2. “Zerstörte Zelle”, Einstürzende Neubauten

«Altro brano e gruppo di cui parlo ossessivamente con tutti i miei amici: “Zerstörte Zelle” è stato un asteroide nella mia vita musicale. Al di là della potenza sonora e della crudezza punk-industrial che mi ha segnato in giovinezza, il pezzo e in generale l’LP Halber Mensch, mi ha mostrato come ogni oggetto, la materia stessa sia pulsante e piena di vita. Ogni cosa risuona. E ha una sua voce».

3. Das atmende Klarsein, Luigi Nono

«Questo pezzo ha una storia particolare nel mio percorso musicale. Durante il mio secondo anno di conservatorio andai con la mia classe a sentire Das atmende Klarsein in concerto. Ne uscii cambiato. Ricordo ancora la mia esperienza: stupore seguito da una profonda noia, seguito, a sua volta, da un rinnovato ascolto. La tensione incredibile costruita nel tempo mi forzò ad ascoltare in modo diverso. Dovevo focalizzarmi sui dettagli del suono, sul respiro, sulla vibrazione. Ne uscii sconvolto. Una lezione di composizione che mi ha segnato profondamente. Probabilmente più di tutte. Tutt’ora è uno dei pezzi che porterei su un’isola deserta».

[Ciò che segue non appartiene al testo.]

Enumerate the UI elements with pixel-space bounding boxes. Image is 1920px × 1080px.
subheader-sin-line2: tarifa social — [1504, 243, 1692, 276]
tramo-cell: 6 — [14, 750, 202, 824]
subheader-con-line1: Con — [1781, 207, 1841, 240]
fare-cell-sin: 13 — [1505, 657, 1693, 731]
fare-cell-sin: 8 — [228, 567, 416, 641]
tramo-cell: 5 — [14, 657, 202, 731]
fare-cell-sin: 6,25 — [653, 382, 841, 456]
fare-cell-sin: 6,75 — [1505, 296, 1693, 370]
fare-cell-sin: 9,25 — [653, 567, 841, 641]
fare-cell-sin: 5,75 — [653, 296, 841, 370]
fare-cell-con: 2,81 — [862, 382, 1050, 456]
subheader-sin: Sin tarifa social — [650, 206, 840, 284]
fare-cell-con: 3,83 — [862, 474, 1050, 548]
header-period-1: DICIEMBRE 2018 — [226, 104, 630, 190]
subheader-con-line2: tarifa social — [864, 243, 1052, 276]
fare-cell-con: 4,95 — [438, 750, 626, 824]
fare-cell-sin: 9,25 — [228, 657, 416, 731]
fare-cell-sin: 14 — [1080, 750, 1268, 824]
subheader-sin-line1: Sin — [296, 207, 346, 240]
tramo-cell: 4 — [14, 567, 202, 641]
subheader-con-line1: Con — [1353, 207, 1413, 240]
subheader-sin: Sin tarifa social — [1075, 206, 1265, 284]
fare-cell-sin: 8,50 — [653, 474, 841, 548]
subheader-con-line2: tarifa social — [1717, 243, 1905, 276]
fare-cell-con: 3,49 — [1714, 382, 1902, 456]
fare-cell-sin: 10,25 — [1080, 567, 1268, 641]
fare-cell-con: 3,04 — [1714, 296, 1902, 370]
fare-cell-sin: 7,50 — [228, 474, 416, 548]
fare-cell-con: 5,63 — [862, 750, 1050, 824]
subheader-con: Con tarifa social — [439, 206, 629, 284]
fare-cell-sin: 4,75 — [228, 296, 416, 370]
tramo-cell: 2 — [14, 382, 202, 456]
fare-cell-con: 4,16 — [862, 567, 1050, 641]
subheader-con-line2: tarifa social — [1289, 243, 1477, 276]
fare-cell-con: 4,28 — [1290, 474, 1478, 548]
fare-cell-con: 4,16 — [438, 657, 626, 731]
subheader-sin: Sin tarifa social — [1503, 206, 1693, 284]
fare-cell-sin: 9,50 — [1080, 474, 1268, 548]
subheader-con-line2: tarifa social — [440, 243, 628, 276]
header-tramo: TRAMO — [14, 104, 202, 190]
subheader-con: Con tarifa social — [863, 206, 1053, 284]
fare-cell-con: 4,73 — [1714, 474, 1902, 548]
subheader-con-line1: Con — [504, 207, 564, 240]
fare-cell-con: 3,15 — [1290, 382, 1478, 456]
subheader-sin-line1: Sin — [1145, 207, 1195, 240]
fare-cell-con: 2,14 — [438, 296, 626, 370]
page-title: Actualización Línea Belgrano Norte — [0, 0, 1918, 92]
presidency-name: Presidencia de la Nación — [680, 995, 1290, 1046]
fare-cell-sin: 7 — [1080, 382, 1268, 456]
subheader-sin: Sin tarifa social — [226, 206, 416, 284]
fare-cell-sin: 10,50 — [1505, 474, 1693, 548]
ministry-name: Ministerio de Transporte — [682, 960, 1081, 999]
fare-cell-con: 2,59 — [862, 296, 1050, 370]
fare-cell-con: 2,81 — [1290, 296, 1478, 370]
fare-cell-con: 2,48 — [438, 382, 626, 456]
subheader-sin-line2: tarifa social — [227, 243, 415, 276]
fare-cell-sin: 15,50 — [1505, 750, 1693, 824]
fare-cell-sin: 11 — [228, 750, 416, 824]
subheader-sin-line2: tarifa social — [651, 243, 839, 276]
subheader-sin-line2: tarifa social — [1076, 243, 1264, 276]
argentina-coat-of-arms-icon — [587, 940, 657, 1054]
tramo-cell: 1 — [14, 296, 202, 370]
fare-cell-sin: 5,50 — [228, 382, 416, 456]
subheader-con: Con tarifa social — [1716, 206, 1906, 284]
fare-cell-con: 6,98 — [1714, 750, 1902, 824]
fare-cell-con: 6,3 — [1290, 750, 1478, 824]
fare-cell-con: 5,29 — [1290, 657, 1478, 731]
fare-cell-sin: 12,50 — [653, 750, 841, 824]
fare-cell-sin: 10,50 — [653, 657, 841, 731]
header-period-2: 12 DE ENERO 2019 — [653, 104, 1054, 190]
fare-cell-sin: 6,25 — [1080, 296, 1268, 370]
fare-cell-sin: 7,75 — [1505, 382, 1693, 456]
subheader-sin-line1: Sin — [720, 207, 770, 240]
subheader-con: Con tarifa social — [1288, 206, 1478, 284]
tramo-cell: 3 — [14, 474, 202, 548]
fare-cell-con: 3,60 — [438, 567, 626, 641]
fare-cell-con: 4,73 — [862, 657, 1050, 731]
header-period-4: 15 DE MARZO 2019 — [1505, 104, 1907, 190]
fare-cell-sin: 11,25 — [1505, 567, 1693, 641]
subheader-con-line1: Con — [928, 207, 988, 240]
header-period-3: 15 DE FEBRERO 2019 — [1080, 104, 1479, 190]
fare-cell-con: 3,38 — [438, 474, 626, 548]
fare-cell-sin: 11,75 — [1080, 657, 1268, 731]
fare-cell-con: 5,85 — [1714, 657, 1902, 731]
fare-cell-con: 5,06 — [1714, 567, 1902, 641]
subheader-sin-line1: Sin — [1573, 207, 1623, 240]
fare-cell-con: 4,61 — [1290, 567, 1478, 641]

4. Concerto per pianoforte e orchestra, Beat Furrer

«Quando Beat venne a Roma per una masterclass organizzata da Nuova Consonanza nel 2010 io ero un ventunenne al sesto anno di composizione e al terzo anno di filosofia. La mia vita era ancora instabile. Non avevo mai sentito né di Furrer, né della sua musica, ma decisi di partecipare. Mi documentai. Scoprii così dell’Università di Graz, di Beat, e della sua musica. Ascoltai su CD il suo Concerto per pianoforte e orchestra. L’ascolto mi sconvolse. Ricordo ancora di essere uscito e aver parlato di alcuni dettagli del pezzo con amici per almeno tre ore di fila. Non potevo togliermelo dalla mente. La lezione con lui mi aprì un mondo e imparai a sognare e immaginare mondi sonori inauditi. Quattro anni dopo andai a studiare a Graz e la mia vita cambiò: l’incontro con Beat è stato uno dei più significativi della mia vita di musicista».

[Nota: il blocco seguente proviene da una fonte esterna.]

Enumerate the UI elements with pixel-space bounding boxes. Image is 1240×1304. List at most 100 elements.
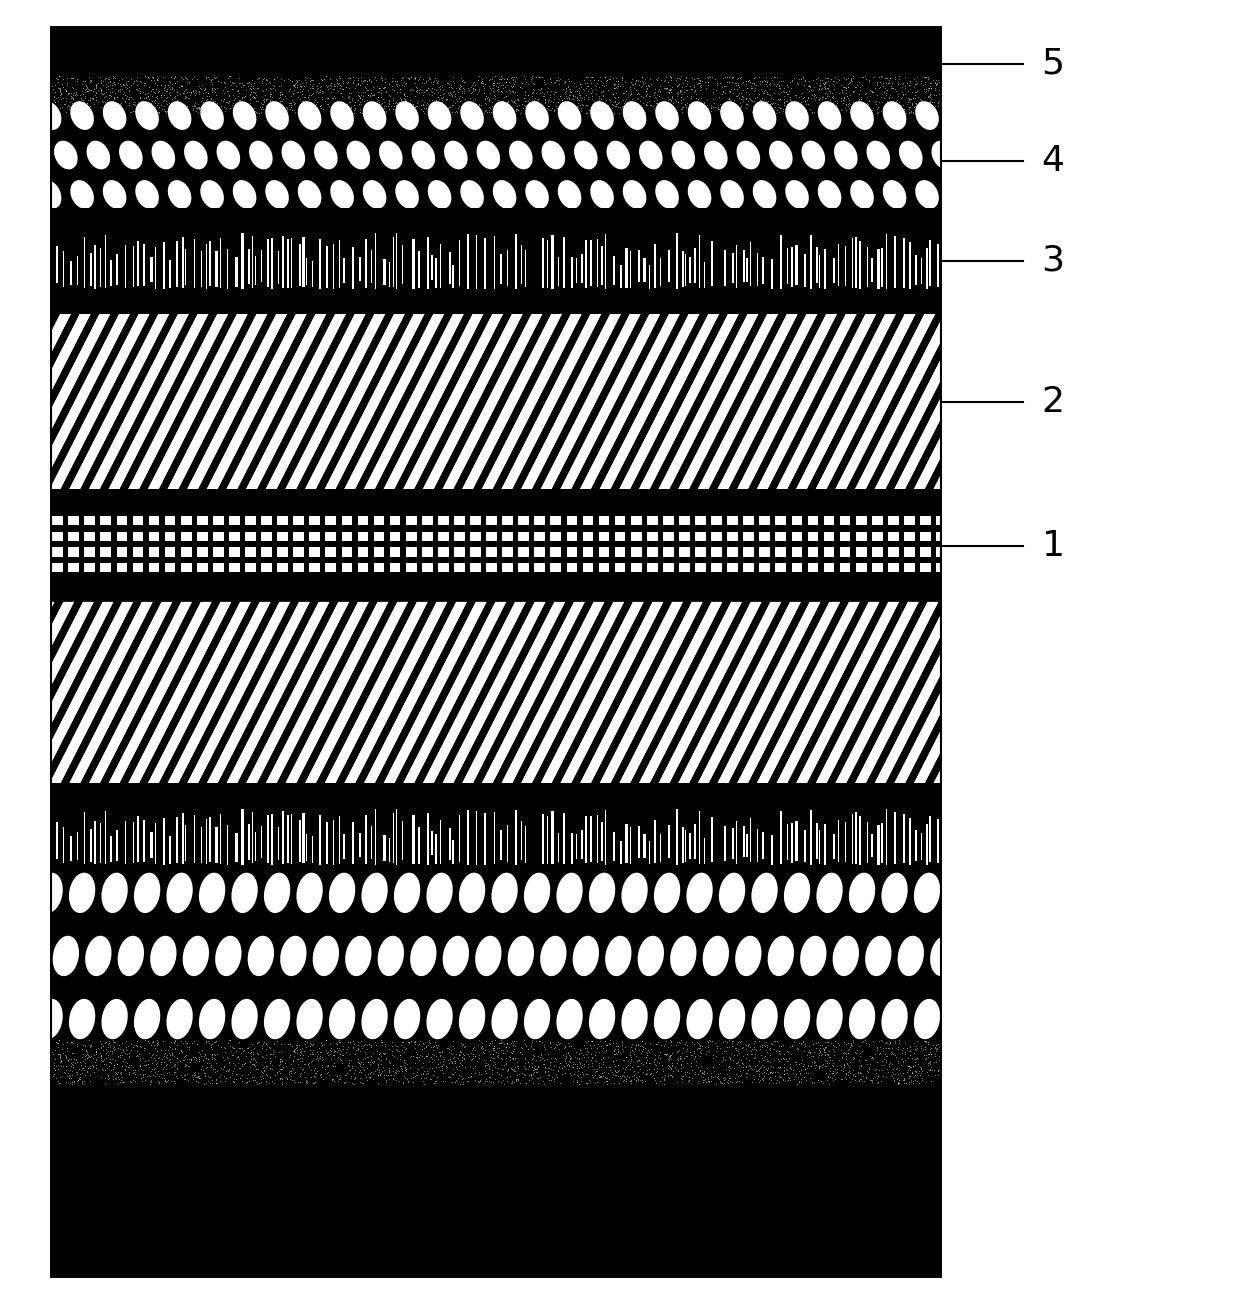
Point (869, 1030, 889, 1051)
Point (50, 67, 69, 87)
Point (455, 1035, 475, 1056)
Point (889, 1060, 909, 1081)
Point (924, 1051, 944, 1072)
Ellipse shape (510, 141, 533, 170)
Point (77, 77, 97, 98)
Point (655, 95, 675, 116)
Point (759, 1068, 779, 1089)
Bar (582, 254, 583, 283)
Point (295, 69, 315, 90)
Point (786, 1054, 806, 1074)
Point (467, 1051, 487, 1072)
Bar (682, 827, 683, 863)
Point (82, 87, 102, 108)
Point (370, 1064, 389, 1085)
Point (99, 76, 119, 96)
Ellipse shape (69, 999, 95, 1039)
Point (408, 80, 428, 100)
Point (789, 96, 808, 117)
Point (522, 1030, 542, 1051)
Point (701, 100, 720, 121)
Bar (920, 548, 931, 557)
Point (862, 1072, 882, 1093)
Point (556, 1051, 575, 1072)
Point (277, 1055, 296, 1076)
Point (314, 1034, 334, 1055)
Point (758, 83, 777, 104)
Point (88, 1038, 108, 1059)
Point (157, 1045, 177, 1065)
Bar (712, 563, 722, 572)
Point (144, 90, 164, 111)
Point (761, 93, 781, 113)
Point (637, 1045, 657, 1065)
Point (835, 98, 854, 119)
Point (601, 93, 621, 113)
Point (604, 78, 624, 99)
Point (145, 1061, 165, 1082)
Bar (150, 257, 153, 282)
Point (185, 1064, 205, 1085)
Point (703, 1067, 723, 1088)
Point (113, 1051, 133, 1072)
Point (312, 1056, 332, 1077)
Ellipse shape (688, 180, 712, 209)
Point (84, 94, 104, 115)
Point (260, 78, 280, 99)
Point (593, 1038, 613, 1059)
Point (118, 1035, 138, 1056)
Point (339, 1037, 358, 1058)
Point (729, 1048, 749, 1069)
Bar (185, 249, 186, 284)
Point (812, 70, 832, 91)
Point (496, 86, 516, 107)
Ellipse shape (946, 999, 972, 1039)
Bar (165, 532, 176, 541)
Point (57, 1041, 77, 1061)
Point (909, 102, 929, 123)
Point (872, 83, 892, 104)
Bar (227, 249, 228, 289)
Point (234, 1039, 254, 1060)
Point (312, 70, 332, 91)
Point (626, 1067, 646, 1088)
Point (122, 86, 141, 107)
Point (684, 1043, 704, 1064)
Point (348, 1034, 368, 1055)
Point (351, 74, 371, 95)
Point (156, 1046, 176, 1067)
Point (399, 68, 419, 89)
Point (905, 74, 925, 95)
Point (915, 1047, 935, 1068)
Point (430, 1046, 450, 1067)
Point (119, 89, 139, 110)
Point (689, 72, 709, 93)
Point (185, 95, 205, 116)
Point (505, 91, 525, 112)
Point (250, 96, 270, 117)
Point (438, 73, 458, 94)
Point (539, 1055, 559, 1076)
Point (330, 1067, 350, 1088)
Point (403, 102, 423, 123)
Point (175, 1055, 195, 1076)
Point (76, 85, 95, 106)
Ellipse shape (655, 180, 678, 209)
Point (361, 1035, 381, 1056)
Point (759, 1067, 779, 1088)
Point (154, 99, 174, 120)
Point (626, 1051, 646, 1072)
Point (362, 1052, 382, 1073)
Point (228, 1046, 248, 1067)
Point (732, 1052, 751, 1073)
Bar (252, 236, 253, 288)
Ellipse shape (753, 102, 776, 130)
Point (766, 1069, 786, 1090)
Point (613, 1064, 632, 1085)
Point (877, 1067, 897, 1088)
Point (832, 1048, 852, 1069)
Point (379, 1052, 399, 1073)
Point (650, 81, 670, 102)
Point (626, 1034, 646, 1055)
Point (889, 103, 909, 124)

5. Concerto per violoncello op. 129, Robert Schumann

«Nell’esecuzione storica di Rostropovich e Bernstein. Non c’è bisogno di spiegazioni… Una musica che mi è stata vicina nei momenti difficili. Un rifugio che visito sempre quando necessario. Un Concerto la cui forma parla della vita stessa, e pulsa senza sosta».

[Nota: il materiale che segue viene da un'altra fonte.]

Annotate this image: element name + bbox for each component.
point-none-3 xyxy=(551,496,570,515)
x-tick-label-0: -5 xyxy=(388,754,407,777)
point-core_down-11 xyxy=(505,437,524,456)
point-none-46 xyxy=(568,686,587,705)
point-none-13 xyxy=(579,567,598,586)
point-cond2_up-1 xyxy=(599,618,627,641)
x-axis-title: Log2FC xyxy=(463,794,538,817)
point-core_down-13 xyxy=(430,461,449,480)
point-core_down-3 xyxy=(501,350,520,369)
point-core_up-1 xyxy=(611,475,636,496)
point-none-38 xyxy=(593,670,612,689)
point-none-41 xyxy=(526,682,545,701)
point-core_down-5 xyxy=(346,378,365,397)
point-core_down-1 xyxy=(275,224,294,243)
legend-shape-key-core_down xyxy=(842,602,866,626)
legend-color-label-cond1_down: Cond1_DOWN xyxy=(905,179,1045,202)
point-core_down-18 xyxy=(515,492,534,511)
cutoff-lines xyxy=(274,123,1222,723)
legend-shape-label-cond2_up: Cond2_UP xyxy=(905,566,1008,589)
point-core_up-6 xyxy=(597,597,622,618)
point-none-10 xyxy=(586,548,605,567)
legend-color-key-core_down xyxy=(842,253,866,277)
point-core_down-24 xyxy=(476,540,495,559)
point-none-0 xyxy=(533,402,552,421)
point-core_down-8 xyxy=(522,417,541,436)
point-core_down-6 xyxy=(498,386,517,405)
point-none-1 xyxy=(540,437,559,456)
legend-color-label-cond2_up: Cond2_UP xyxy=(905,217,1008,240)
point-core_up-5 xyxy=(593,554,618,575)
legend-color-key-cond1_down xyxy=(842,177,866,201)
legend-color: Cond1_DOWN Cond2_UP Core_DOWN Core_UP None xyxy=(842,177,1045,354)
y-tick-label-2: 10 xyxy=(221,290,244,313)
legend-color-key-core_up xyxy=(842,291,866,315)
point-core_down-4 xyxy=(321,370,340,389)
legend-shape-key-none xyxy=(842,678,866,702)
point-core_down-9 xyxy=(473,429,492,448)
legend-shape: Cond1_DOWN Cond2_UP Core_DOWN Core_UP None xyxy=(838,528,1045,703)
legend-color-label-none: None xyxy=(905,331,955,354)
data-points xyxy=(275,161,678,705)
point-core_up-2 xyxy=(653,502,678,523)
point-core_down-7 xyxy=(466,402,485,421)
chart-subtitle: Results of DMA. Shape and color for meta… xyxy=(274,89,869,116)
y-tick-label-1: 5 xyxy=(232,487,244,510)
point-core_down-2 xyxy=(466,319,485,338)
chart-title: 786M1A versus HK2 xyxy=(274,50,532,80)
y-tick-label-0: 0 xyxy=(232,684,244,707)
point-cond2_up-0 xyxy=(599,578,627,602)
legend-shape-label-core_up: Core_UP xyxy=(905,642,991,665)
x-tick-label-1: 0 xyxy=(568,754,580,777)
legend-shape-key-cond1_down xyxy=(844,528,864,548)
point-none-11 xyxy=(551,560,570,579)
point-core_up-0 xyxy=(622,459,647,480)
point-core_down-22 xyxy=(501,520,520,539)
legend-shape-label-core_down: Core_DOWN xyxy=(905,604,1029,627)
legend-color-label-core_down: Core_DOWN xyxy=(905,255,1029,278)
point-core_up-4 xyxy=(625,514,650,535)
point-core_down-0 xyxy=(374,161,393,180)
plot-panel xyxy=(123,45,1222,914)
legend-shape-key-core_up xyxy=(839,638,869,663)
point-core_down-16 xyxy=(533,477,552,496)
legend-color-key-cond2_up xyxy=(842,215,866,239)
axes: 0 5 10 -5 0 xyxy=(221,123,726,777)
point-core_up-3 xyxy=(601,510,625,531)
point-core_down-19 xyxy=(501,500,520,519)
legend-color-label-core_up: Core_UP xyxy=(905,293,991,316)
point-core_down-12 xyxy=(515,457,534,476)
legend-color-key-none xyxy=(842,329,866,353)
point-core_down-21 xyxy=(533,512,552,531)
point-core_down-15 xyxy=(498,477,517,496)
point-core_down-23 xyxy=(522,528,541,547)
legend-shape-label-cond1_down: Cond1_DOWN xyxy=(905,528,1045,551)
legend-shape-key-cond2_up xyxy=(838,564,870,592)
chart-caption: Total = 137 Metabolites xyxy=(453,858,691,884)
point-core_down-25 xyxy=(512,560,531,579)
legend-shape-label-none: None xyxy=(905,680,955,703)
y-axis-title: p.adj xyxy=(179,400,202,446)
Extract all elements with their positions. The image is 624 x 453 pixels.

6. Infinito nero, Salvatore Sciarrino

«Ascoltato per caso a 19 anni, mi ha segnato profondamente. Pezzo di estrema radicalità, mi ha aperto gli occhi e la mente sulla deformazione temporale e scenica che il suono può causare. Impossibile dimenticare il senso di claustrofobia che provai durante i primi 7 minuti del pezzo. Il primo intervento vocale fu come una freccia nelle mie orecchie. Un pezzo dalla potenza emotiva incredibile la cui principale materia è il silenzio».